Weekend Reading: Give the Wii U Time to Get Better

Only time will tell just how successful Nintendo's new home console will be

The Nintendo Wii U has finally been released in North America last Sunday, November 18, and almost a week has passed since then.

During these last few days, we witnessed a rather successful launch, some pretty big issues, and a generally positive verdict given to the Wii U by customers.

Now, it’s time to talk about what the Wii U needs most in the following months – time.

The Wii U has just appeared in North America and will soon be deployed in Europe and Japan in the following weeks. After these two stress periods for Nintendo’s manufacturing efforts, only time will tell just how successful the home console will be.

During this time, Nintendo will have to release a steady stream of games for the console, unless it wants to repeat the same mistakes it did with the 3DS, which was launched early, at a high price, and without any major games set to appear for it.

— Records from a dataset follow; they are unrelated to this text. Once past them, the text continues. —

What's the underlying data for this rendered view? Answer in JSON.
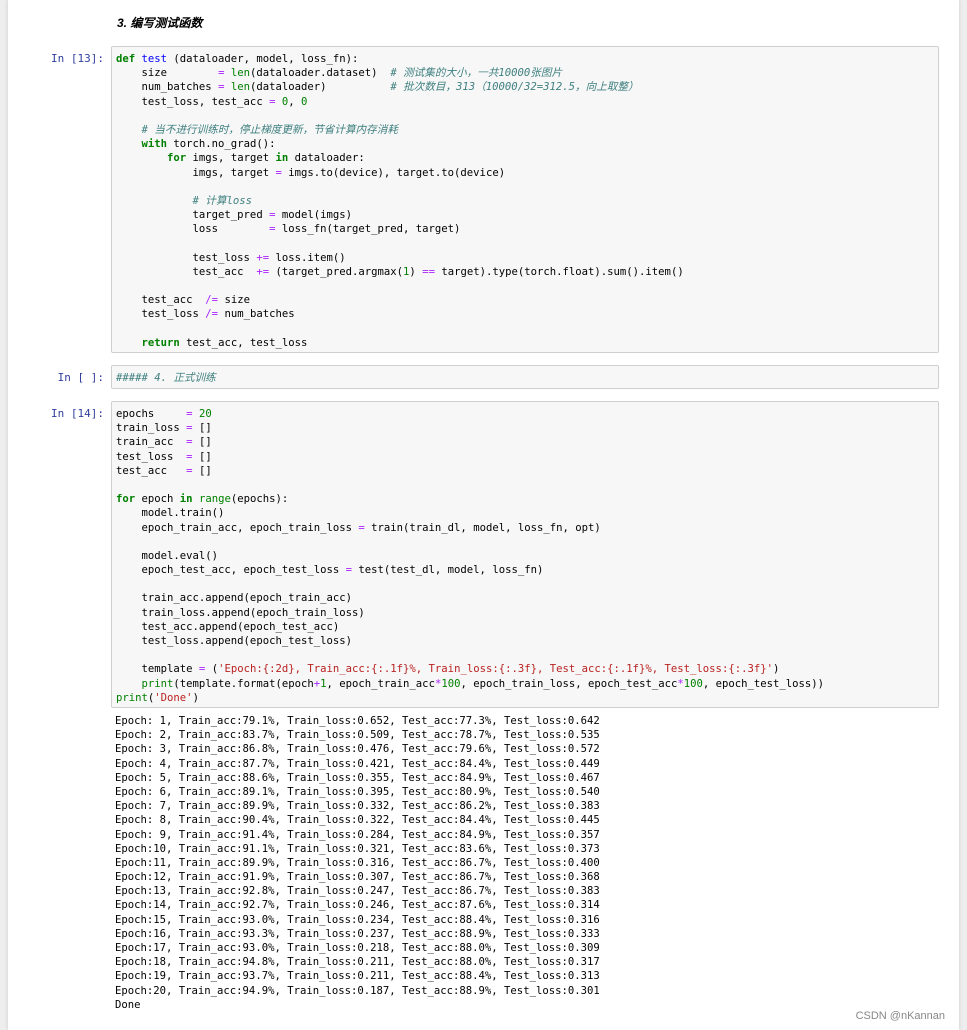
{
  "heading": "3. 编写测试函数",
  "cells": {
    "c13": {
      "prompt": "In [13]:",
      "lines": [
        [
          [
            "kw",
            "def "
          ],
          [
            "fn",
            "test"
          ],
          [
            "t",
            " (dataloader, model, loss_fn):"
          ]
        ],
        [
          [
            "t",
            "    size        "
          ],
          [
            "op",
            "="
          ],
          [
            "t",
            " "
          ],
          [
            "bi",
            "len"
          ],
          [
            "t",
            "(dataloader.dataset)  "
          ],
          [
            "cm",
            "# 测试集的大小，一共10000张图片"
          ]
        ],
        [
          [
            "t",
            "    num_batches "
          ],
          [
            "op",
            "="
          ],
          [
            "t",
            " "
          ],
          [
            "bi",
            "len"
          ],
          [
            "t",
            "(dataloader)          "
          ],
          [
            "cm",
            "# 批次数目，313（10000/32=312.5，向上取整）"
          ]
        ],
        [
          [
            "t",
            "    test_loss, test_acc "
          ],
          [
            "op",
            "="
          ],
          [
            "t",
            " "
          ],
          [
            "num",
            "0"
          ],
          [
            "t",
            ", "
          ],
          [
            "num",
            "0"
          ]
        ],
        [
          [
            "t",
            ""
          ]
        ],
        [
          [
            "t",
            "    "
          ],
          [
            "cm",
            "# 当不进行训练时，停止梯度更新，节省计算内存消耗"
          ]
        ],
        [
          [
            "t",
            "    "
          ],
          [
            "kw",
            "with"
          ],
          [
            "t",
            " torch.no_grad():"
          ]
        ],
        [
          [
            "t",
            "        "
          ],
          [
            "kw",
            "for"
          ],
          [
            "t",
            " imgs, target "
          ],
          [
            "kw",
            "in"
          ],
          [
            "t",
            " dataloader:"
          ]
        ],
        [
          [
            "t",
            "            imgs, target "
          ],
          [
            "op",
            "="
          ],
          [
            "t",
            " imgs.to(device), target.to(device)"
          ]
        ],
        [
          [
            "t",
            ""
          ]
        ],
        [
          [
            "t",
            "            "
          ],
          [
            "cm",
            "# 计算loss"
          ]
        ],
        [
          [
            "t",
            "            target_pred "
          ],
          [
            "op",
            "="
          ],
          [
            "t",
            " model(imgs)"
          ]
        ],
        [
          [
            "t",
            "            loss        "
          ],
          [
            "op",
            "="
          ],
          [
            "t",
            " loss_fn(target_pred, target)"
          ]
        ],
        [
          [
            "t",
            ""
          ]
        ],
        [
          [
            "t",
            "            test_loss "
          ],
          [
            "op",
            "+="
          ],
          [
            "t",
            " loss.item()"
          ]
        ],
        [
          [
            "t",
            "            test_acc  "
          ],
          [
            "op",
            "+="
          ],
          [
            "t",
            " (target_pred.argmax("
          ],
          [
            "num",
            "1"
          ],
          [
            "t",
            ") "
          ],
          [
            "op",
            "=="
          ],
          [
            "t",
            " target).type(torch.float).sum().item()"
          ]
        ],
        [
          [
            "t",
            ""
          ]
        ],
        [
          [
            "t",
            "    test_acc  "
          ],
          [
            "op",
            "/="
          ],
          [
            "t",
            " size"
          ]
        ],
        [
          [
            "t",
            "    test_loss "
          ],
          [
            "op",
            "/="
          ],
          [
            "t",
            " num_batches"
          ]
        ],
        [
          [
            "t",
            ""
          ]
        ],
        [
          [
            "t",
            "    "
          ],
          [
            "kw",
            "return"
          ],
          [
            "t",
            " test_acc, test_loss"
          ]
        ]
      ]
    },
    "cempty": {
      "prompt": "In [ ]:",
      "lines": [
        [
          [
            "cm",
            "##### 4. 正式训练"
          ]
        ]
      ]
    },
    "c14": {
      "prompt": "In [14]:",
      "lines": [
        [
          [
            "t",
            "epochs     "
          ],
          [
            "op",
            "="
          ],
          [
            "t",
            " "
          ],
          [
            "num",
            "20"
          ]
        ],
        [
          [
            "t",
            "train_loss "
          ],
          [
            "op",
            "="
          ],
          [
            "t",
            " []"
          ]
        ],
        [
          [
            "t",
            "train_acc  "
          ],
          [
            "op",
            "="
          ],
          [
            "t",
            " []"
          ]
        ],
        [
          [
            "t",
            "test_loss  "
          ],
          [
            "op",
            "="
          ],
          [
            "t",
            " []"
          ]
        ],
        [
          [
            "t",
            "test_acc   "
          ],
          [
            "op",
            "="
          ],
          [
            "t",
            " []"
          ]
        ],
        [
          [
            "t",
            ""
          ]
        ],
        [
          [
            "kw",
            "for"
          ],
          [
            "t",
            " epoch "
          ],
          [
            "kw",
            "in"
          ],
          [
            "t",
            " "
          ],
          [
            "bi",
            "range"
          ],
          [
            "t",
            "(epochs):"
          ]
        ],
        [
          [
            "t",
            "    model.train()"
          ]
        ],
        [
          [
            "t",
            "    epoch_train_acc, epoch_train_loss "
          ],
          [
            "op",
            "="
          ],
          [
            "t",
            " train(train_dl, model, loss_fn, opt)"
          ]
        ],
        [
          [
            "t",
            ""
          ]
        ],
        [
          [
            "t",
            "    model.eval()"
          ]
        ],
        [
          [
            "t",
            "    epoch_test_acc, epoch_test_loss "
          ],
          [
            "op",
            "="
          ],
          [
            "t",
            " test(test_dl, model, loss_fn)"
          ]
        ],
        [
          [
            "t",
            ""
          ]
        ],
        [
          [
            "t",
            "    train_acc.append(epoch_train_acc)"
          ]
        ],
        [
          [
            "t",
            "    train_loss.append(epoch_train_loss)"
          ]
        ],
        [
          [
            "t",
            "    test_acc.append(epoch_test_acc)"
          ]
        ],
        [
          [
            "t",
            "    test_loss.append(epoch_test_loss)"
          ]
        ],
        [
          [
            "t",
            ""
          ]
        ],
        [
          [
            "t",
            "    template "
          ],
          [
            "op",
            "="
          ],
          [
            "t",
            " ("
          ],
          [
            "st",
            "'Epoch:{:2d}, Train_acc:{:.1f}%, Train_loss:{:.3f}, Test_acc:{:.1f}%, Test_loss:{:.3f}'"
          ],
          [
            "t",
            ")"
          ]
        ],
        [
          [
            "t",
            "    "
          ],
          [
            "bi",
            "print"
          ],
          [
            "t",
            "(template.format(epoch"
          ],
          [
            "op",
            "+"
          ],
          [
            "num",
            "1"
          ],
          [
            "t",
            ", epoch_train_acc"
          ],
          [
            "op",
            "*"
          ],
          [
            "num",
            "100"
          ],
          [
            "t",
            ", epoch_train_loss, epoch_test_acc"
          ],
          [
            "op",
            "*"
          ],
          [
            "num",
            "100"
          ],
          [
            "t",
            ", epoch_test_loss))"
          ]
        ],
        [
          [
            "bi",
            "print"
          ],
          [
            "t",
            "("
          ],
          [
            "st",
            "'Done'"
          ],
          [
            "t",
            ")"
          ]
        ]
      ]
    }
  },
  "output_lines": [
    "Epoch: 1, Train_acc:79.1%, Train_loss:0.652, Test_acc:77.3%, Test_loss:0.642",
    "Epoch: 2, Train_acc:83.7%, Train_loss:0.509, Test_acc:78.7%, Test_loss:0.535",
    "Epoch: 3, Train_acc:86.8%, Train_loss:0.476, Test_acc:79.6%, Test_loss:0.572",
    "Epoch: 4, Train_acc:87.7%, Train_loss:0.421, Test_acc:84.4%, Test_loss:0.449",
    "Epoch: 5, Train_acc:88.6%, Train_loss:0.355, Test_acc:84.9%, Test_loss:0.467",
    "Epoch: 6, Train_acc:89.1%, Train_loss:0.395, Test_acc:80.9%, Test_loss:0.540",
    "Epoch: 7, Train_acc:89.9%, Train_loss:0.332, Test_acc:86.2%, Test_loss:0.383",
    "Epoch: 8, Train_acc:90.4%, Train_loss:0.322, Test_acc:84.4%, Test_loss:0.445",
    "Epoch: 9, Train_acc:91.4%, Train_loss:0.284, Test_acc:84.9%, Test_loss:0.357",
    "Epoch:10, Train_acc:91.1%, Train_loss:0.321, Test_acc:83.6%, Test_loss:0.373",
    "Epoch:11, Train_acc:89.9%, Train_loss:0.316, Test_acc:86.7%, Test_loss:0.400",
    "Epoch:12, Train_acc:91.9%, Train_loss:0.307, Test_acc:86.7%, Test_loss:0.368",
    "Epoch:13, Train_acc:92.8%, Train_loss:0.247, Test_acc:86.7%, Test_loss:0.383",
    "Epoch:14, Train_acc:92.7%, Train_loss:0.246, Test_acc:87.6%, Test_loss:0.314",
    "Epoch:15, Train_acc:93.0%, Train_loss:0.234, Test_acc:88.4%, Test_loss:0.316",
    "Epoch:16, Train_acc:93.3%, Train_loss:0.237, Test_acc:88.9%, Test_loss:0.333",
    "Epoch:17, Train_acc:93.0%, Train_loss:0.218, Test_acc:88.0%, Test_loss:0.309",
    "Epoch:18, Train_acc:94.8%, Train_loss:0.211, Test_acc:88.0%, Test_loss:0.317",
    "Epoch:19, Train_acc:93.7%, Train_loss:0.211, Test_acc:88.4%, Test_loss:0.313",
    "Epoch:20, Train_acc:94.9%, Train_loss:0.187, Test_acc:88.9%, Test_loss:0.301",
    "Done"
  ],
  "watermark": "CSDN @nKannan",
  "colors": {
    "prompt": "#303f9f",
    "keyword": "#008000",
    "operator": "#aa22ff",
    "comment": "#408080",
    "string": "#ba2121",
    "function": "#0000ff"
  }
}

While the Japanese company will no doubt try to get games made by itself onto the Wii U as soon as possible, it also needs to continue convincing third-party developers to bring their games on the home console.

Nintendo of America President Reggie Fils-Aime already highlighted this goal earlier this week, saying that he hopes the Wii U will be able to accommodate big games like Grand Theft Auto V.

Besides great games, the Wii U will also need great software features and apps.

Many entertainment providers have already released their own free apps for the home console, ranging from YouTube to Netflix or Hulu, and Nintendo itself will soon deploy the special TVii service, so things are getting better.

New features are also a must, as Wii U owners want to use the console for all sorts of things besides actually playing games. Hopefully, Nintendo will be able to satisfy them with steady firmware updates that will add new capabilities and not cause any other issues.

In the end, Nintendo’s Wii U needs time to receive games, features, and apps. Its main competitors have already been out there for many years, so the Japanese company has an uphill battle for the minds, hearts, and wallets of the consumers.

Has the Wii U won you over or are you still waiting to see just how successful the console will be?